A Very Fragile World
To describe and demonstrate the fragility of this environment which so few people know, I chose photography. One look at a photo is enough to convince an audience of the wide variety of species, the beautiful sceneries and the unique character of the lights found under the sea. Underwater photography allows me to capture moments of surprising beauty that I can share with others, whether they are divers or not, once I am back on land.
The number large of species is important in maintaining the ocean’s delicate ecological balance, and their population density is impressive. The scenery is breathtaking. It is impossible to say how many times I have remained suspended contemplating coral colonies that had taken possession of a place. I always experience the same indescribable emotions whenever I dive.

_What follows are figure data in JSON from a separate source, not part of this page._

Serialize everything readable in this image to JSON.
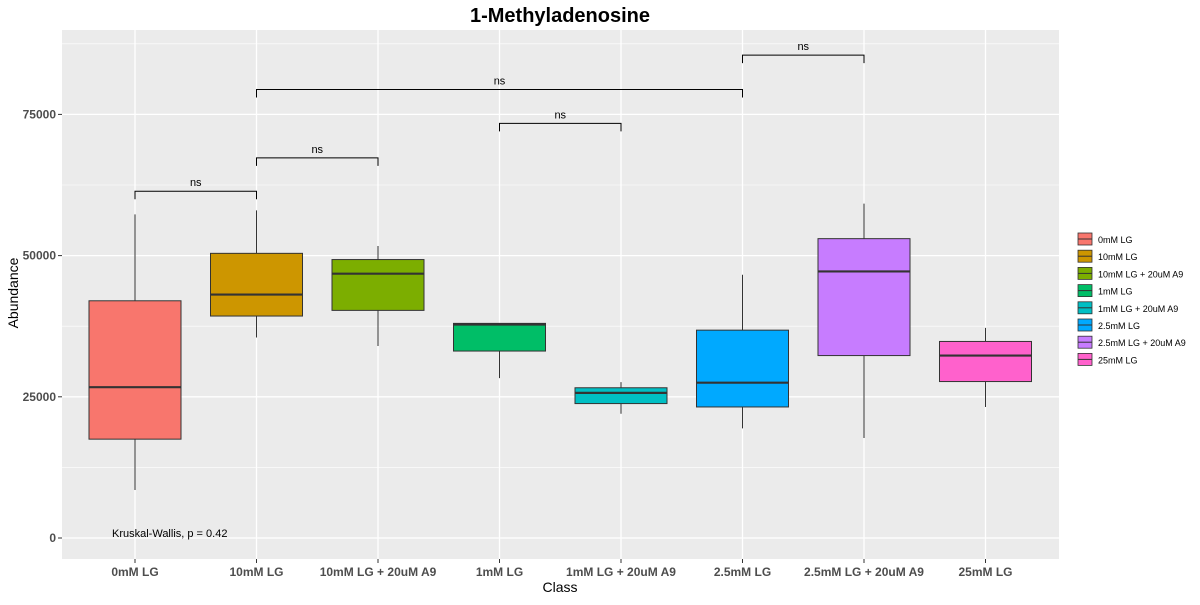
{
  "chart_data": {
    "type": "boxplot",
    "title": "1-Methyladenosine",
    "xlabel": "Class",
    "ylabel": "Abundance",
    "ylim": [
      -1500,
      90000
    ],
    "yticks": [
      0,
      25000,
      50000,
      75000
    ],
    "categories": [
      "0mM LG",
      "10mM LG",
      "10mM LG + 20uM A9",
      "1mM LG",
      "1mM LG + 20uM A9",
      "2.5mM LG",
      "2.5mM LG + 20uM A9",
      "25mM LG"
    ],
    "colors": [
      "#F8766D",
      "#CD9600",
      "#7CAE00",
      "#00BE67",
      "#00BFC4",
      "#00A9FF",
      "#C77CFF",
      "#FF61CC"
    ],
    "boxes": [
      {
        "class": "0mM LG",
        "whisker_low": 8500,
        "q1": 17500,
        "median": 26700,
        "q3": 42000,
        "whisker_high": 57300
      },
      {
        "class": "10mM LG",
        "whisker_low": 35500,
        "q1": 39300,
        "median": 43100,
        "q3": 50400,
        "whisker_high": 58000
      },
      {
        "class": "10mM LG + 20uM A9",
        "whisker_low": 34000,
        "q1": 40300,
        "median": 46800,
        "q3": 49300,
        "whisker_high": 51700
      },
      {
        "class": "1mM LG",
        "whisker_low": 28300,
        "q1": 33100,
        "median": 37800,
        "q3": 38000,
        "whisker_high": 38000
      },
      {
        "class": "1mM LG + 20uM A9",
        "whisker_low": 22000,
        "q1": 23800,
        "median": 25700,
        "q3": 26600,
        "whisker_high": 27600
      },
      {
        "class": "2.5mM LG",
        "whisker_low": 19400,
        "q1": 23200,
        "median": 27500,
        "q3": 36800,
        "whisker_high": 46600
      },
      {
        "class": "2.5mM LG + 20uM A9",
        "whisker_low": 17700,
        "q1": 32300,
        "median": 47200,
        "q3": 53000,
        "whisker_high": 59200
      },
      {
        "class": "25mM LG",
        "whisker_low": 23200,
        "q1": 27700,
        "median": 32300,
        "q3": 34800,
        "whisker_high": 37200
      }
    ],
    "comparisons": [
      {
        "from": 0,
        "to": 1,
        "y": 61400,
        "label": "ns"
      },
      {
        "from": 1,
        "to": 2,
        "y": 67300,
        "label": "ns"
      },
      {
        "from": 3,
        "to": 4,
        "y": 73400,
        "label": "ns"
      },
      {
        "from": 1,
        "to": 5,
        "y": 79400,
        "label": "ns"
      },
      {
        "from": 5,
        "to": 6,
        "y": 85500,
        "label": "ns"
      }
    ],
    "annotation": "Kruskal-Wallis, p = 0.42",
    "legend": {
      "placement": "right",
      "entries": [
        "0mM LG",
        "10mM LG",
        "10mM LG + 20uM A9",
        "1mM LG",
        "1mM LG + 20uM A9",
        "2.5mM LG",
        "2.5mM LG + 20uM A9",
        "25mM LG"
      ]
    },
    "grid": true,
    "panel_background": "#EBEBEB"
  }
}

A Truly Three-Dimensional World
Underwater, I can move in three dimensions in a way which is impossible on land. I can go in every possible direction. I can even comfortably stay upside down. But human physiology limits the amount of time I can spend underwater. I cannot stay underwater for more than one hour with a standard diving tank. I have always wanted to preserve the scenes which I see underwater so that I can enjoy them and share them with others on land.
Underwater Wildlife and Seascapes
In my underwater photography, I always show marine animals as a part of their environments. This gives my audiences a better idea of what the underwater world is really like. As with wildlife photography on land, I have developed my own approach: environmental wildlife photography. When I take a picture, I keep the subject in balance with its environment. They are both important parts of the photograph.
Seascapes are often formed by corals, which are, in fact, animals. They can colonize entire sections of an underwater drop-off. Their colors seem to sparkle and they give a unique texture to scenes which is only found in the underwater world. In some cold or temperate regions, corals are replaced by kelp forests. The emotions which I feel when I swim in these underwater forests are comparable to those which I experience in the undergrowth of a forest on land.